Amazon Documentation for Game Engine Interface
Okay – so you can control your device color. That’s great. My button is changing to different colors in front of my user. How do I know what they’re doing? Well – by using Game Engine alongside Game Controller.

I think what can get lost within the complexity (and it can be complex) of the Game Engine directives is its fundamental purpose. So let me make it clear

Game Engine is there to let you know when your gadget does stuff

Another simple statement. But let me be clear – I don’t mean it’s there to tell you the user pressed the button, and send you a bunch of data that you are forced to interpret. It does, and you can, but that’s only under advanced scenarios – most of the time all you want is the friendly name you give that scenario, enough to know it happened.

You want to know your user pressed a button? Or that they didn’t press anything in the time you gave them?

You want to know that your user pressed the button 10 times and only when it was flashing green?

Your user has four buttons attached, and each is pressed in turn matching the sequence you just sent them?…you get the idea.

So how does it do that? By splitting the process into two parts – Recognisers and Events.

Recognisers
…recognise. So if you define a pattern – say the button is pressed when the light is green, then let go when the light is red. Recognisers return true or false depending on their setup:

  • If the pattern is matched
  • If something happens that doesn’t match the pattern
  • If the user is a certain way through the pattern (so if they pressed down on green – it’s 50%)
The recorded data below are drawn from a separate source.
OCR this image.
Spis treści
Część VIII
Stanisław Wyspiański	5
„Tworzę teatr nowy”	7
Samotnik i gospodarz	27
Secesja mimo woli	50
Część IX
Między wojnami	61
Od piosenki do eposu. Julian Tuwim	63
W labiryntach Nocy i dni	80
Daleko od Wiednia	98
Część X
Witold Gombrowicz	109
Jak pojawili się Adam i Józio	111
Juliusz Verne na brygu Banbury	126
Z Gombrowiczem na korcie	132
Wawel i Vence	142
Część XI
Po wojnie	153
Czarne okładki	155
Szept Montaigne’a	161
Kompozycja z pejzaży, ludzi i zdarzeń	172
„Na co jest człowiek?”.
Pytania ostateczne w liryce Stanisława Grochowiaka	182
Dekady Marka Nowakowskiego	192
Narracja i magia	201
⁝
Game Engine takes the complicated scenarios you tell it about, and boils it down to a boolean – has this happened yet, true or false.

Events
Events are the notification you receive based on the true and false of the recognisers. So under the scenario above, I might say I want three events:

  • “success” that happens if they match the pattern
  • “halfway: which tells me if they get halfway through the pattern (not going to use that one – I want it for my stats to see if the pattern is too hard)
  • “failure” which happens if they deviate from the pattern, rather than time out before the end.
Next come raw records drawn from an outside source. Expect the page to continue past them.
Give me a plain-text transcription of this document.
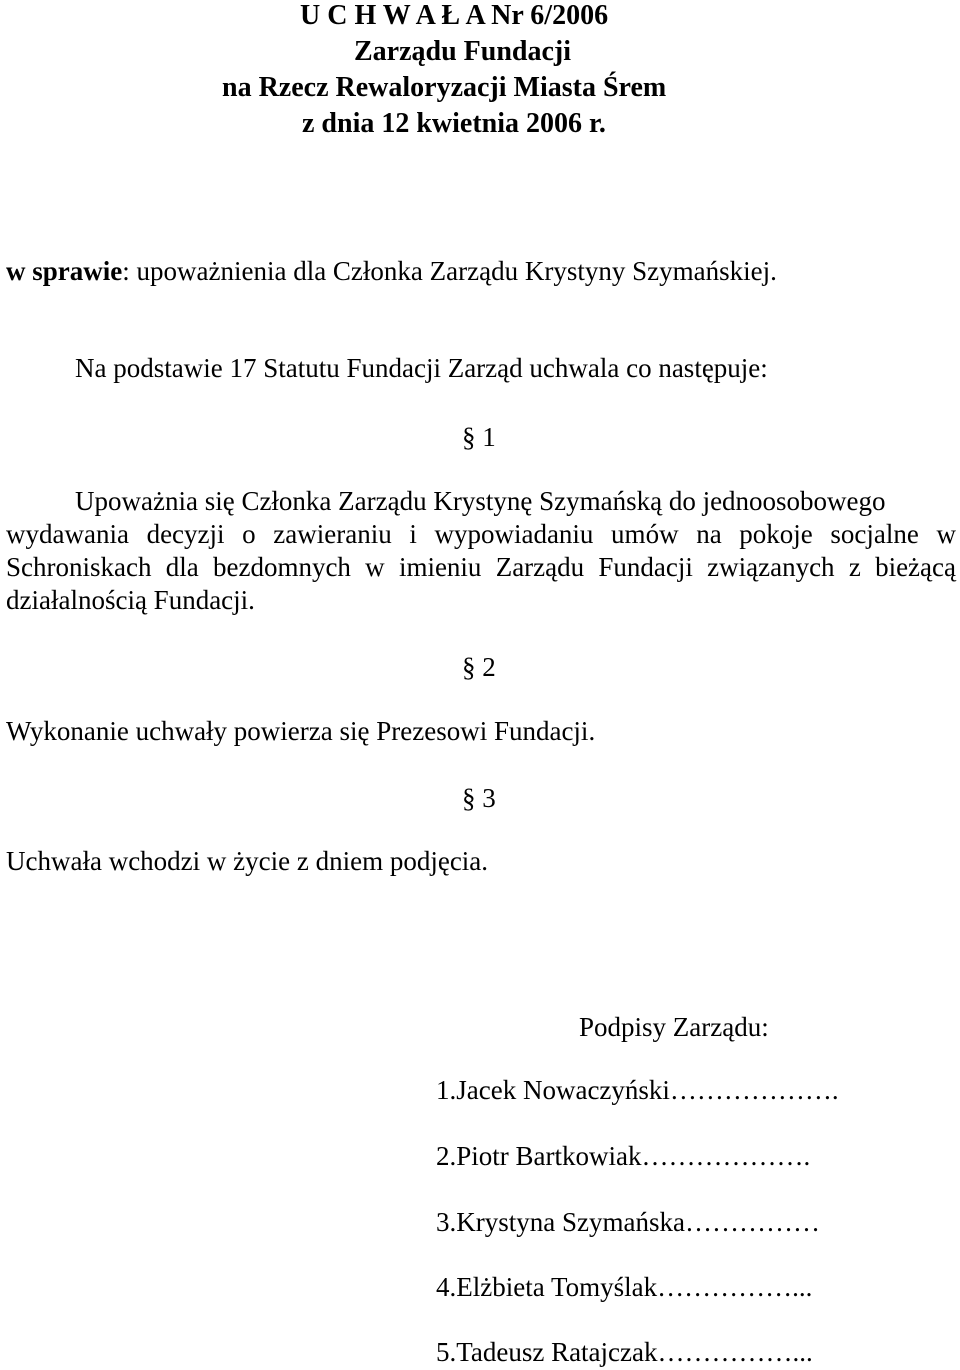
U C H W A Ł A Nr 6/2006
Zarządu Fundacji
na Rzecz Rewaloryzacji Miasta Śrem
z dnia 12 kwietnia 2006 r.
w sprawie: upoważnienia dla Członka Zarządu Krystyny Szymańskiej.
Na podstawie 17 Statutu Fundacji Zarząd uchwala co następuje:
§ 1
Upoważnia się Członka Zarządu Krystynę Szymańską do jednoosobowego
wydawania decyzji o zawieraniu i wypowiadaniu umów na pokoje socjalne w
Schroniskach dla bezdomnych w imieniu Zarządu Fundacji związanych z bieżącą
działalnością Fundacji.
§ 2
Wykonanie uchwały powierza się Prezesowi Fundacji.
§ 3
Uchwała wchodzi w życie z dniem podjęcia.
Podpisy Zarządu:
1.Jacek Nowaczyński……………….
2.Piotr Bartkowiak……………….
3.Krystyna Szymańska……………
4.Elżbieta Tomyślak……………...
5.Tadeusz Ratajczak……………...
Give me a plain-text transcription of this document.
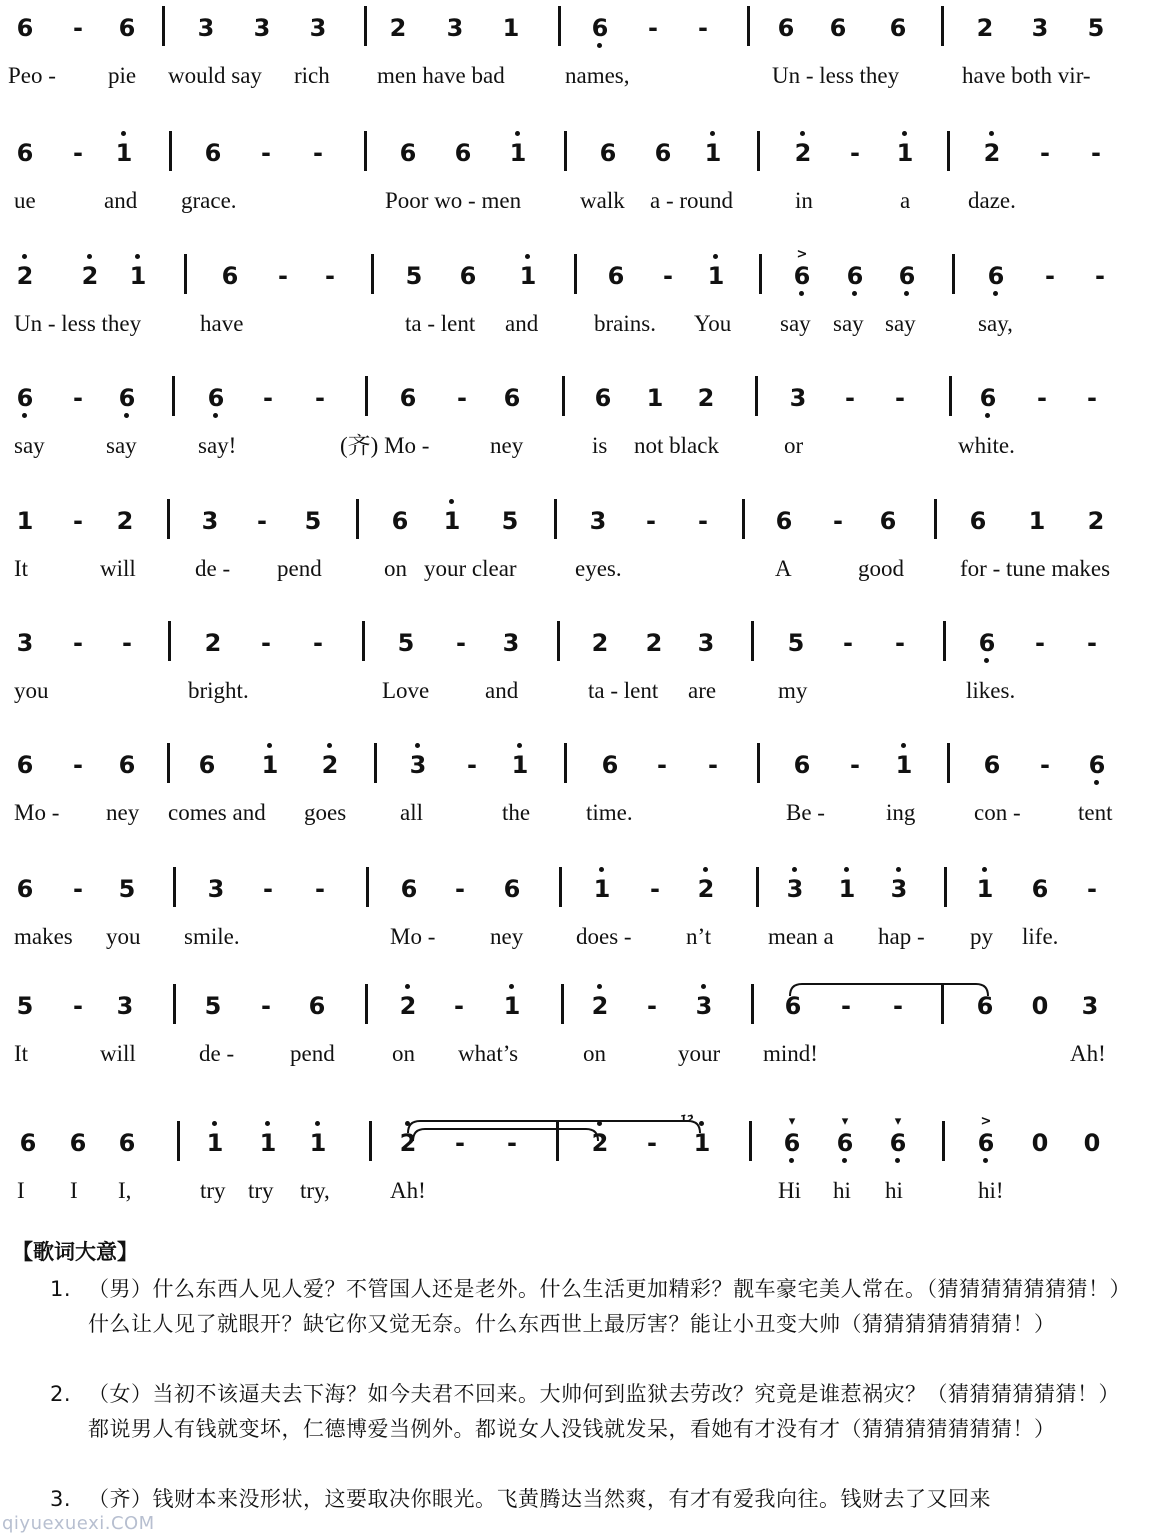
6 - 6	3 3 3	2 3 1	6 - -	6 6 6	2 3 5
Peo - pie would say rich men have bad	names,	Un - less they	have both vir-
6 - 1	6 - -	6 6 1	6 6 1	2 - 1	2 - -
ue	and grace.	Poor wo - men	walk a - round	in	a	daze.
2 2 1	6 - -	5 6 1	6 - 1	6
>
6 6	6 - -
Un - less they	have	ta - lent and brains. You say say say	say,
6 - 6	6 - -	6 - 6	6 1 2	3 - -	6 - -
say	say	say!	(齐) Mo -	ney	is not black	or	white.
1 - 2	3 - 5	6 1 5	3 - -	6 - 6	6 1 2
It	will	de - pend	on your clear	eyes.	A	good for - tune makes
3 - -	2 - -	5 - 3	2 2 3	5 - -	6 - -
you	bright.	Love and	ta - lent are	my	likes.
6 - 6	6 1 2	3 - 1	6 - -	6 - 1	6 - 6
Mo - ney comes and goes all	the time.	Be -	ing	con - tent
6 - 5	3 - -	6 - 6	1 - 2	3 1 3	1 6 -
makes you smile.	Mo - ney does - n’t mean a hap - py life.
5 - 3	5 - 6	2 - 1	2 - 3	6 - -	6 0 3
It	will	de - pend on what’s	on	your mind!	Ah!
6 6 6	1 1 1	2 - -	2 - 1
1̇2̇
6
▾
6
▾
6
▾
6
>
0 0
I I I,	try try try,	Ah!	Hi hi hi	hi!
【歌词大意】
1. （男）什么东西人见人爱？不管国人还是老外。什么生活更加精彩？靓车豪宅美人常在。（猜猜猜猜猜猜猜！）什么让人见了就眼开？缺它你又觉无奈。什么东西世上最厉害？能让小丑变大帅（猜猜猜猜猜猜猜！）
2. （女）当初不该逼夫去下海？如今夫君不回来。大帅何到监狱去劳改？究竟是谁惹祸灾？（猜猜猜猜猜猜！）都说男人有钱就变坏，仁德博爱当例外。都说女人没钱就发呆，看她有才没有才（猜猜猜猜猜猜猜！）
3. （齐）钱财本来没形状，这要取决你眼光。飞黄腾达当然爽，有才有爱我向往。钱财去了又回来
qiyuexuexi.COM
So I add these three events, and then I say if these recognisers return true, and these return false, then the event has occurred – tell me about it.

This is hugely powerful as it hides all the complexity from the skill and lets the device handle it. Now when an event is triggered (or multiple events if the same interaction triggers more than one) you get a new request type, and as well as the event name you get a bunch of data about which buttons were used etc. But if they followed your pattern and you were sent “success” – do you really need to know how? No – your recognisers handled all that so you can just send back a “woo!” sound effect and some well done speech for your user.

I know that’s only skimming the surface of what sounds like a really deep subject, and you’re right – but the point is that if you start out simple, and build from there, you remember to only go deep when you have to – and not get lost in the complexities when there’s no need.

Okay – you’ve piqued my interest. Now what?

My next blog post will show how we’re able to go from these ideas and write a simple quiz skill in .NET Core using my Gadget package. But right now use the links I’ve sent – have a browse around and see how just how much effort the team have put into giving you a lot of power in an easy to consume way.